By Nicola Pratt
Around the world, including in this country, thousands of events are taking place to celebrate International Women's Day on 8 March - including fundraisers, networking events, debates and public rallies, aimed at celebrating women’s achievements and promoting support for women's progress.
In 1909, the first women's day was declared by the Socialist Party of America on 28 February, and, in the following year, the International Conference of Working Women, held in Copenhagen, decided upon an international women's day so that women of all countries could unite to voice their demands for women's rights to work, vote and to hold public office and for an end to discrimination. Leading up to the First World War, more and more women, as well as men, became involved in campaigning for better pay and conditions for working women, women's right to vote and against war in Europe. On 8 March 1917, Russian women led strikes of over half a million workers protesting the deterioration in living conditions as a result of the war and thus helped to bring down the autocratic Czar. The newly installed provisional government granted women the right to vote. From then on, 8 March became the international date for women's day.
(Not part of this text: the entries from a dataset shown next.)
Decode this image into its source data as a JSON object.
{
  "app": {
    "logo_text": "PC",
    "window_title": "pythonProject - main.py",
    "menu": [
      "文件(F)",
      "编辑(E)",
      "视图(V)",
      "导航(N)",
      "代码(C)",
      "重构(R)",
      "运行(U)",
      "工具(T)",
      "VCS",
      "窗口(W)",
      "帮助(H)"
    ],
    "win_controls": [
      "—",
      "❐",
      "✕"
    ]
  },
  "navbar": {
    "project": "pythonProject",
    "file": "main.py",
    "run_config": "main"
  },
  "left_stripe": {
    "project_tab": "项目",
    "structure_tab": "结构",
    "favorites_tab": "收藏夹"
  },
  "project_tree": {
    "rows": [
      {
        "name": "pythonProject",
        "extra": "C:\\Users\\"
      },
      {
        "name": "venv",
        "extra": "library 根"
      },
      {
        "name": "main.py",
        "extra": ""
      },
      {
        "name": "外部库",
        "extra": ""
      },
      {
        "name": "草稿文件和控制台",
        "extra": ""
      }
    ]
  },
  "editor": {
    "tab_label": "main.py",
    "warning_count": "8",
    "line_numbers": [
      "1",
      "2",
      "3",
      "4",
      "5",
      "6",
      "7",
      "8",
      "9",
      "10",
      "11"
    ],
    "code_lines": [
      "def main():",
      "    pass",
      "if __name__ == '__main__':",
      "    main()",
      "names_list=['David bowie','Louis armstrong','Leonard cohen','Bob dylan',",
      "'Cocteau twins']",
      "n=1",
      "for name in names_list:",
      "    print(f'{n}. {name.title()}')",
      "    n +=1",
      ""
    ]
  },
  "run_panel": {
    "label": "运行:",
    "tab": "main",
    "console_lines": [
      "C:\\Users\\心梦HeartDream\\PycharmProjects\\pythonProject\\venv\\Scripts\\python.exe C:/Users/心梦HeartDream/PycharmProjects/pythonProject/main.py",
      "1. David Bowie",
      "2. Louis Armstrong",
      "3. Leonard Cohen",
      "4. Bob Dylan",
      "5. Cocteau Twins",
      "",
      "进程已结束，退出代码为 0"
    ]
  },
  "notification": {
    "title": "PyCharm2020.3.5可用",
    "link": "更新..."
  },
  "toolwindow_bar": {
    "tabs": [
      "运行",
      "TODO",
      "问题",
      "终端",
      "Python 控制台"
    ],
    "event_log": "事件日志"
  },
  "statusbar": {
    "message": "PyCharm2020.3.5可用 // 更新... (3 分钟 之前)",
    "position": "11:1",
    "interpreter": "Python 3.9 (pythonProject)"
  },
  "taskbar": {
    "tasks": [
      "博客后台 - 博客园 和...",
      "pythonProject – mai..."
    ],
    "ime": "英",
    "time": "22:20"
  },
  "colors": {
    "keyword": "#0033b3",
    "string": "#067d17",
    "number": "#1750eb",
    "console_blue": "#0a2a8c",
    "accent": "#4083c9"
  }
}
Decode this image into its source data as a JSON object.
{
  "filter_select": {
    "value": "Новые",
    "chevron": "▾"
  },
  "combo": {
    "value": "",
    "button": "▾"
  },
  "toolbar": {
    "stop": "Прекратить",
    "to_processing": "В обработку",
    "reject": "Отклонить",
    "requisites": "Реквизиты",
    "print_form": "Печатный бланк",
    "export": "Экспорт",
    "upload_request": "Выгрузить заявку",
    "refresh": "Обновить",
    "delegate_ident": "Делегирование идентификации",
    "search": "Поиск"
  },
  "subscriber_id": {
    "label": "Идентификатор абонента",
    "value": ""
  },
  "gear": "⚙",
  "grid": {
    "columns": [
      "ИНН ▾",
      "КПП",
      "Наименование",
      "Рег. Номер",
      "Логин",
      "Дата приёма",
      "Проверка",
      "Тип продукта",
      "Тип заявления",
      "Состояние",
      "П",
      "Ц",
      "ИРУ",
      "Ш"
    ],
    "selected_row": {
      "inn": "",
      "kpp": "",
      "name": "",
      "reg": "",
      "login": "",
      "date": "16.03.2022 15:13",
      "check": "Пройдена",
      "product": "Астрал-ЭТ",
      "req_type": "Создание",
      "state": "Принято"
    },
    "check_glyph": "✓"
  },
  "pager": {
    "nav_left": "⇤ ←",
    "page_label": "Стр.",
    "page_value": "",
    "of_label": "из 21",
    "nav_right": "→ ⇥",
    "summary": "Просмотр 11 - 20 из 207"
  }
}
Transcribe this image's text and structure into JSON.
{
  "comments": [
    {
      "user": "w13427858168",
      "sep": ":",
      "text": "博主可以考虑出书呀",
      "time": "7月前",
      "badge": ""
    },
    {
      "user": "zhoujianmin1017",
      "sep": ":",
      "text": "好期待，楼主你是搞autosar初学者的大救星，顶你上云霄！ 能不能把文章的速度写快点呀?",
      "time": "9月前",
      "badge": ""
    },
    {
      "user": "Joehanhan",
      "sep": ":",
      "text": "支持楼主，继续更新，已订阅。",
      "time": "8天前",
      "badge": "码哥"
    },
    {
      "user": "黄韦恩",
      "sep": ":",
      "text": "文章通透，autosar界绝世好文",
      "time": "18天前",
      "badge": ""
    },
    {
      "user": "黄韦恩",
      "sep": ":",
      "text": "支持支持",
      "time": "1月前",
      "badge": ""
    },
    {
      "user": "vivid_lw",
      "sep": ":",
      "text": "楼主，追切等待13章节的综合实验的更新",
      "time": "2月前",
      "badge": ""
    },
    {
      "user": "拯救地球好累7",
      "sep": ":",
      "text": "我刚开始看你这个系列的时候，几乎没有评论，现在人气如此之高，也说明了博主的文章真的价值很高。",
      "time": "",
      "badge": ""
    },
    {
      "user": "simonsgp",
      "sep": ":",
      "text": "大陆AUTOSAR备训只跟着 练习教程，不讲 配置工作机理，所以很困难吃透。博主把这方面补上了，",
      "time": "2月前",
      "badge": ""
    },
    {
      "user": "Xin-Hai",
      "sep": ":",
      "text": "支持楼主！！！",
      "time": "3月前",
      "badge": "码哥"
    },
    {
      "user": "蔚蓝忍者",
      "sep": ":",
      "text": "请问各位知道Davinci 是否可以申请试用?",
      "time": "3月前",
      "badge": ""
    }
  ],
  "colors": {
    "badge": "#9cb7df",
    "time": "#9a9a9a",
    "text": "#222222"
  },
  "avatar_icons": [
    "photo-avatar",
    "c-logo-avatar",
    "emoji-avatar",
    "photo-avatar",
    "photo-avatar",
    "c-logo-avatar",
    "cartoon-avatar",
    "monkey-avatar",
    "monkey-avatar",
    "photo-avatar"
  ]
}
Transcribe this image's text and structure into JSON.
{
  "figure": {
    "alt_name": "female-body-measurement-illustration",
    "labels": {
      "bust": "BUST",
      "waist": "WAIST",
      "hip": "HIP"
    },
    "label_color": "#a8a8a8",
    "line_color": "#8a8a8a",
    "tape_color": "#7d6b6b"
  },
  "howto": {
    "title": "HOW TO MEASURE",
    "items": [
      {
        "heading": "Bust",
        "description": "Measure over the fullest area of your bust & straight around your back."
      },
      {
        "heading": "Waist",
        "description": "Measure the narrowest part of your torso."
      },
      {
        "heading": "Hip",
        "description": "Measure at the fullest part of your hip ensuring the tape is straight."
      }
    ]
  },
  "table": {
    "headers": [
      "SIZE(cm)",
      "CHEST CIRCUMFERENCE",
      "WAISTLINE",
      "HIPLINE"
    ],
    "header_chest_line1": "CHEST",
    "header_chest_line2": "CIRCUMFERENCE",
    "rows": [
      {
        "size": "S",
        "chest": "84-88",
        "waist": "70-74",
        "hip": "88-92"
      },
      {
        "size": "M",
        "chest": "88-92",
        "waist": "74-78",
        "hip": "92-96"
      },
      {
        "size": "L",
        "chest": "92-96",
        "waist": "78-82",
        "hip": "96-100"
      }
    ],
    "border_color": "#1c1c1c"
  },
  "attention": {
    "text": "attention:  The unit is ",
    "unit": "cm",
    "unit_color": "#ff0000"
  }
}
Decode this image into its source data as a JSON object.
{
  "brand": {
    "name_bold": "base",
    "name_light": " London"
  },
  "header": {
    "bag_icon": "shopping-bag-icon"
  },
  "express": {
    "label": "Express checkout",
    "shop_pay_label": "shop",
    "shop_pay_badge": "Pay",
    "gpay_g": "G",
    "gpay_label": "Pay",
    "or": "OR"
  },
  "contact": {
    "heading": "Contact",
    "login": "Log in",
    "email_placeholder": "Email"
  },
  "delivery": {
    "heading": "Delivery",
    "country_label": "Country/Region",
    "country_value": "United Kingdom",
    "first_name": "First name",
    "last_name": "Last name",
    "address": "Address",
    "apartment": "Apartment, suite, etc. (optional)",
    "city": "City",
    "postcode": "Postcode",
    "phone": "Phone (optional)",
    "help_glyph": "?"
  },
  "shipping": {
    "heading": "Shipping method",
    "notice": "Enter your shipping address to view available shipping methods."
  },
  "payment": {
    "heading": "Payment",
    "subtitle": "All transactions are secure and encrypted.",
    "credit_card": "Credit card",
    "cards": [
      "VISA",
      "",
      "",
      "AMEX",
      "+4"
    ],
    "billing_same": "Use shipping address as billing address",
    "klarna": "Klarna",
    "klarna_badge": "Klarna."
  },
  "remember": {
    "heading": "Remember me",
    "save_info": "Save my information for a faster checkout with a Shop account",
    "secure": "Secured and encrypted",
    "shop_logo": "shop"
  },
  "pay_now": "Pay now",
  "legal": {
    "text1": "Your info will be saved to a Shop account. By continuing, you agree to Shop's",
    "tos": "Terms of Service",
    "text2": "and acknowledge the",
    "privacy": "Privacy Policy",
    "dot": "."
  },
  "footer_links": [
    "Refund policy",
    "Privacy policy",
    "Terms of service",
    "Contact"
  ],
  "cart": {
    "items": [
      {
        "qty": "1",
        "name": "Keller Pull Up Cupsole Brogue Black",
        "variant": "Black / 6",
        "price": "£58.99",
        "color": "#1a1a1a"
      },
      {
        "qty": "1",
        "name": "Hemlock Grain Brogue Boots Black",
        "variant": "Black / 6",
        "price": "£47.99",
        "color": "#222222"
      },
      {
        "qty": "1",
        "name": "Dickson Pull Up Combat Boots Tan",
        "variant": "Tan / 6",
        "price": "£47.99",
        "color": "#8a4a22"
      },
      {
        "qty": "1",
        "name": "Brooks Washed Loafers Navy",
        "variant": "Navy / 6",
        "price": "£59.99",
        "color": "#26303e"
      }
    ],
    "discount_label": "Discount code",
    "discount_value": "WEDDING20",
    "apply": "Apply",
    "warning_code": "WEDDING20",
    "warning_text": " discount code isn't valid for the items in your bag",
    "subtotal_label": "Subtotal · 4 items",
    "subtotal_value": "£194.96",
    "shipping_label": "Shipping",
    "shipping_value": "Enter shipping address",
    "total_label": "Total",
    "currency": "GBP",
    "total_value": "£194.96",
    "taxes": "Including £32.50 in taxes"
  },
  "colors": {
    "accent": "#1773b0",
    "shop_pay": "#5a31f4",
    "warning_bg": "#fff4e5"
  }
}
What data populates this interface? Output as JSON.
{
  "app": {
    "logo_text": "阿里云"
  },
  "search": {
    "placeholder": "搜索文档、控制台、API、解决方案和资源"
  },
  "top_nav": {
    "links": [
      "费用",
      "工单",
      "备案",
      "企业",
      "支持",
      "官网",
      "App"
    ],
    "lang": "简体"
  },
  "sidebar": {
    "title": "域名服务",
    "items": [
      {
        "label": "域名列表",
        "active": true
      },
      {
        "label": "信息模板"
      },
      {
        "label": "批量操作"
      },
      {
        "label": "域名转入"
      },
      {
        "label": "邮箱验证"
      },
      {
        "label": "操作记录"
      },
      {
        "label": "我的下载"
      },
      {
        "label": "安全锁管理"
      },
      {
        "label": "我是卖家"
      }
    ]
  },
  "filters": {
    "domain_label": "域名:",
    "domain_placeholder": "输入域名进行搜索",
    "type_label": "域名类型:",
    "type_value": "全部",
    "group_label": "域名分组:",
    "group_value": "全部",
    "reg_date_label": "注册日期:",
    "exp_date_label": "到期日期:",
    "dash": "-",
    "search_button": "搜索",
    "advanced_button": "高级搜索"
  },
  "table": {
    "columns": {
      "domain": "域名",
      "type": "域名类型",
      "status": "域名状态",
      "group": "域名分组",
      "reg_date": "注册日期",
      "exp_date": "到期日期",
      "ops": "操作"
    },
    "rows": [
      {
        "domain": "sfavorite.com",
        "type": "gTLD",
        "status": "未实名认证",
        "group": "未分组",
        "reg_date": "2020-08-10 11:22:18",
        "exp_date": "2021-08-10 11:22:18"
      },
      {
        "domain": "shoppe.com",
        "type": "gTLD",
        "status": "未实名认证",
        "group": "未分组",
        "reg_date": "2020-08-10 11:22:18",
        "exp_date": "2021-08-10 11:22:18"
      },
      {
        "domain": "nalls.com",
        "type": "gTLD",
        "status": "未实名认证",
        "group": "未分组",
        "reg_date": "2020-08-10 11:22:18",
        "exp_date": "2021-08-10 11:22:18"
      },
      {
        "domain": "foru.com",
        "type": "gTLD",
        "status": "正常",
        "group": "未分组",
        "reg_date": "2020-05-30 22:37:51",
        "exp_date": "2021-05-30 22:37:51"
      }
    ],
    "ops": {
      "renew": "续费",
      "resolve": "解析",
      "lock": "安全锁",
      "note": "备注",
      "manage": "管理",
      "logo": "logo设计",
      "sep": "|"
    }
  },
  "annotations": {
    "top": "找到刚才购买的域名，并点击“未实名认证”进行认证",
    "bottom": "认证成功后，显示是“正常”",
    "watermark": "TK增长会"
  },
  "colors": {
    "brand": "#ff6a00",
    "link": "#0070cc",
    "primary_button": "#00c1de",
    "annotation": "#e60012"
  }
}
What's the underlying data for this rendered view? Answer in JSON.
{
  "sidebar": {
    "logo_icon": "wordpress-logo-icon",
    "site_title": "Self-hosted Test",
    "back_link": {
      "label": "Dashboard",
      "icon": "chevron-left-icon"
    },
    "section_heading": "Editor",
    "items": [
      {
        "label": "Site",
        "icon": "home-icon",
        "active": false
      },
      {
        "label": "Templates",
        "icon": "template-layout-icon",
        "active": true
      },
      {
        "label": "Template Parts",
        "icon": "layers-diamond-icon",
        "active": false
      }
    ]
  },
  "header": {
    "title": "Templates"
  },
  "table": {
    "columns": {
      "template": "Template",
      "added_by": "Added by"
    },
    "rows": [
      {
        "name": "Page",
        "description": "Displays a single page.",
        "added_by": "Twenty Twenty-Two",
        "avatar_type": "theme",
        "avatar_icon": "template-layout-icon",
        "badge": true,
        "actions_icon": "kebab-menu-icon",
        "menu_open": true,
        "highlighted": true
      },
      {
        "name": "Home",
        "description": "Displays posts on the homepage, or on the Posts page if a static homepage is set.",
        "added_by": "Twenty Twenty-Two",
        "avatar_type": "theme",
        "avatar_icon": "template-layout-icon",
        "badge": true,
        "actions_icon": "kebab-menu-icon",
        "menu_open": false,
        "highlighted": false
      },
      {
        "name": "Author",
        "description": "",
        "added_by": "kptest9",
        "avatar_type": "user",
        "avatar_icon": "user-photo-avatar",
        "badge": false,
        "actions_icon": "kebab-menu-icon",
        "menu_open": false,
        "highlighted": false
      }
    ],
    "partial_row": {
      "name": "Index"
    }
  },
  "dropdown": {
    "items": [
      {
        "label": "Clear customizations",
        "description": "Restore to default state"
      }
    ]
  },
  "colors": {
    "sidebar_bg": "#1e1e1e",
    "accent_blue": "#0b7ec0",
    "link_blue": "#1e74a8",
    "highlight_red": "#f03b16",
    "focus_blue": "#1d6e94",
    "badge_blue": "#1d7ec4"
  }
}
Today, the radical and progressive origins of International Women's Day (IWD) are rarely discussed. This is surprising because although women have achieved many of the original demands that formed the spark for IWD, there is still much to be desired. More than 80 years since the Equal Franchise Act, only one in five British parliamentarians are women and the UK parliament rates 69th in the world league table of women in parliament. Nearly 40 years since the Equal Pay Act, women working full time across the UK still earn on average 17% less an hour than men working full time and for women working part-time, the gap is 36%. The glass ceiling continues to exist, with only 11% of directors of the UK's top 100 companies being women.
Women still carry out the bulk of unpaid work in the home, whether they have children or not and women in full-time employment spend nearly 30% more time on childcare than men in full-time employment. This 'double burden' creates a vicious circle, making it more difficult for women to achieve equality in the job market. Reflecting this unequal status, women continue to be vulnerable to violence. Over two women per week are killed by current or ex-partners and one in four women in the UK will experience domestic violence in their lifetime.
Some people argue that it takes time for societal attitudes towards women to change. Yet, societal attitudes towards the highly addictive habit of smoking have been revolutionized in a matter of a few decades. As a result of repeated public health campaigns and changes in legislation over the years, the number of smokers has halved since 1974 and it is predicted that less than 10% of British will smoke in 45 years. Meanwhile, it is predicted that it will take 150 years at the present rate of progress for the pay gap between men and women to disappear!
Some other people argue that it is 'women's nature' to shun the rat race and take responsibility for childcare. However, it is not possible to talk about 'natural desires' until women have a real choice about whether to combine work and motherhood. In a context where glass ceilings, unequal pay and double burdens continue to exist, it is rational for women to want to dedicate themselves to homemaking. This is why the ideas behind International Women's Day still remain relevant and why we should not abandon the struggle for equality between men and women.